See how complicated, vexed and vexing all of this is? That's why I didn’t want to write about any of this till I had plenty of time to write something considered and illuminating rather than a knee-jerk sort of response. So there you are, my take on all this is that in the haste to censor if not prosecute Raga and Newstalk 93 the important work of combating the stereotypes Indo-Jamaicans are faced with has fallen by the wayside. That to me is the pity of it all. Complicating much of this is the confusion people make between Indo-Jamaicans, the descendants of those who came here as indentured labourers and Indian nationals, creatures of quite another make-up. The latter are notoriously obsessed with skin-colour themselves and wont to look down on people of African descent.
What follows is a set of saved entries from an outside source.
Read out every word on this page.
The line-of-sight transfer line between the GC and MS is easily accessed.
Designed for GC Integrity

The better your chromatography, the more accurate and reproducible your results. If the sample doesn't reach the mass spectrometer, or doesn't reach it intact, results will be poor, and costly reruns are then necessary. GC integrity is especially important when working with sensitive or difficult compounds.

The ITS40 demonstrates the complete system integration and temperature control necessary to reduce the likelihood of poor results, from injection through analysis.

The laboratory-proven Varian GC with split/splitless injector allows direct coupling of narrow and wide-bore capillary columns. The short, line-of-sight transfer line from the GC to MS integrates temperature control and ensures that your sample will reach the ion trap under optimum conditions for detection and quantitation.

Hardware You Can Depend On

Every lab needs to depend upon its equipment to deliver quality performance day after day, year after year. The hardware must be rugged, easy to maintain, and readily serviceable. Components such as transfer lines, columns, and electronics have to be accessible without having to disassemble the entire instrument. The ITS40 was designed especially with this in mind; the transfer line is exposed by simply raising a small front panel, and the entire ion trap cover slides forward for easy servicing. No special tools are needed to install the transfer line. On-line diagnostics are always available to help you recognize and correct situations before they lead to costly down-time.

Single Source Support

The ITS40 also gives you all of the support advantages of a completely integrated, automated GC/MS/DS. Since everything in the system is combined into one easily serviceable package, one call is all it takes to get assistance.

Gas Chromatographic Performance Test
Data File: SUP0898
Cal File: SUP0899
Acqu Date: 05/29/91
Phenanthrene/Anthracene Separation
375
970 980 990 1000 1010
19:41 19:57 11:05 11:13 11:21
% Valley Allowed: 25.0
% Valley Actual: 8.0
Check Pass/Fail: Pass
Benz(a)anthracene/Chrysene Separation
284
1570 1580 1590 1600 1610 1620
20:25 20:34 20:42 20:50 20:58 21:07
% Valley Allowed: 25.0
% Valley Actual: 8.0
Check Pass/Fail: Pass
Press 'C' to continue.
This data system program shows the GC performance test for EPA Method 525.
Their racism, clannishness and refusal to mix with the natives of the countries they migrate to contributes quite a bit to the ill will towards Indians in general. I come from this latter group myself so I know what I’m talking about; and with regard to Indians from India I would say its not a bad thing for them to be confronted with the same kind of racism they mete out to others. Indeed their attitude towards Jamaicans of Indian descent is extremely problematic but that has to be the subject of another blog.

One can only be grateful to Raga for having brought the subject of Jamaican stereotypes of Indians to light in this way. Neither he nor his station should be penalized for doing this. The question is what are we going to do about the stereotypes?